You love your child. You want the best for them and as a parent you don’t like to see them suffer; so, when they wake up in the night, tears glistening in their eyes because their legs hurt, you want to help them.
What should you do and how serious is it anyway?
The most likely answer is that they are having growing pains. It has been estimated that somewhere between a quarter and a half of all children will experience growing pains at some point.
The two most common times for growing pains to occur being between the ages of 3 and 5 (toddlers) and then again between the ages of 8 and 12. Typically growing pains will occur in the evening and at night time, so don’t be surprised if your child is fine again in the morning.
Growing pains occur in the muscles and not the joints as some people think. A child with growing pains will have normal, healthy looking joints.
Why a child has growing pains is still unclear. One common theory is that it is due to bone growth however this hasn’t actually been proven yet.
If your child has growing pains they will often feel better if you cuddle, hold them or give them warmth by way of a heated pad or a warm bath. Do NOT give your child aspirin.

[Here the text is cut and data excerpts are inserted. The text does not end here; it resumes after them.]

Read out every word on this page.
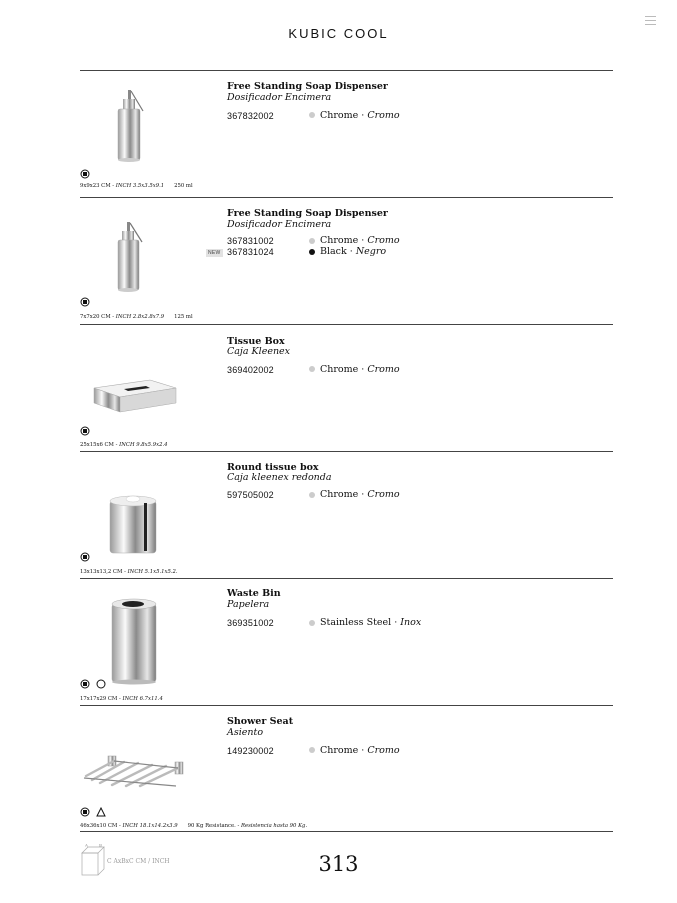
KUBIC COOL
Free Standing Soap Dispenser
Dosificador Encimera
367832002	Chrome · Cromo
9x9x23 CM - INCH 3.5x3.5x9.1 250 ml
Free Standing Soap Dispenser
Dosificador Encimera
367831002	Chrome · Cromo
NEW 367831024	Black · Negro
7x7x20 CM - INCH 2.8x2.8x7.9 125 ml
Tissue Box
Caja Kleenex
369402002	Chrome · Cromo
25x15x6 CM - INCH 9.8x5.9x2.4
Round tissue box
Caja kleenex redonda
597505002	Chrome · Cromo
13x13x13,2 CM - INCH 5.1x5.1x5.2.
Waste Bin
Papelera
369351002	Stainless Steel · Inox

17x17x29 CM - INCH 6.7x11.4
Shower Seat
Asiento
149230002	Chrome · Cromo

46x36x10 CM - INCH 18.1x14.2x3.9 90 Kg Resistance. - Resistencia hasta 90 Kg.
A	B
C AxBxC CM / INCH	313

If your child’s pain is more serious than growing pains then cuddling and holding them is unlikely to make a difference; in fact, it is possible that their pain may increase.
In the event that your child has more serious problems than growing pains you should seek advice from a doctor. Some things to look out for are:
REMEMBER: Pain is the body’s way of saying that something is wrong. The more serious the pain; the more serious the problem.
Apart from growing pains some of the more common types of knee pain that can be found in children follow.
Osgood Schlatter disease is the result of inflammation to the tendon that attaches the kneecap to the shinbone. It is often found at times when a child is going through a growth spurt; especially if they actively take part in sports.
Some signs of Osgood Schlatter Disease are a pain or swelling just below the kneecap. This can sometimes lead to a noticeable bump forming. There may also be muscle pain in front of or behind the thigh.
Osgood Schlatter Disease can often be treated by stretching exercises and rest.
The anterior cruciate ligament is the cross shaped ligaments over the front of the knee that help hold the knee together, especially during twisting types of activities. These ligaments can tear, especially during extreme exertion or physical sports activities involving running and sudden changes in direction.
Signs that a child may have an ACL injury include
While surgery is an option, this is generally not preferred in children until they are close to having finished their growing due to possible damage to growth plates in their knee.
A common treatment for ACL injuries in children is to support the knee and work with a physiotherapist developing a plan of exercises that will help to decrease the pain and reduce the swelling. Ultimately the goal will be to fully restore function to the knee.
Jumper’s knee (patellar tendinitis) is a repetitive strain injury of the tendon just below the kneecap and as its name suggests is more commonly found in children who participate in sports involving regular jumping (such as basketball).
The symptoms of Jumper’s Knee are pain in the lower part of the kneecap and inflammation. If left untreated and the physical activity is continued it is possible to cause a fracture.
Jumper’s Knee can be treated by resting the knee and applying an ice pack. A doctor may recommend anti-inflammatory medication however it is a good idea to check with a doctor first before deciding to self-medicate.
A child with tight thigh muscles will often struggle to reach past their knees as a result of unusual tightness in their lower back muscles and their hamstrings.
Apart from usually being unable to reach past their knees children may also experience pain in their kneecaps.
Some of the signs that a child has tight muscles in their lower back can be if they are sitting with their legs wide apart and their neck sticking out.
A suitable medical professional will often recommend muscle stretching and strengthening exercises in order to correct the problem.
Knock knees (medically known as Genu Valgum) is evident when a child is standing up straight and their knees are touching but their ankles are unable to.
It can be commonly found amongst two to five-year old’s as it helps increase their balance during the early years of walking. Most will naturally grow out of it as they get older. Generally, by the time a child is seven about ninety-nine percent of children will have less than a three-inch gap between their ankles.
If knock-knees can often be corrected by way of physiotherapy if a child is not growing out of it.
Knee aches and pains are common in children as they are growing. Generally, if the pain seems to occur in the evenings and at night time and can be cured by a cuddle or with warmth then it is likely to just be growing pains.
If your child’s pain seems different from the typical signs of growing pains then you may want to visit a doctor to have your child checked out.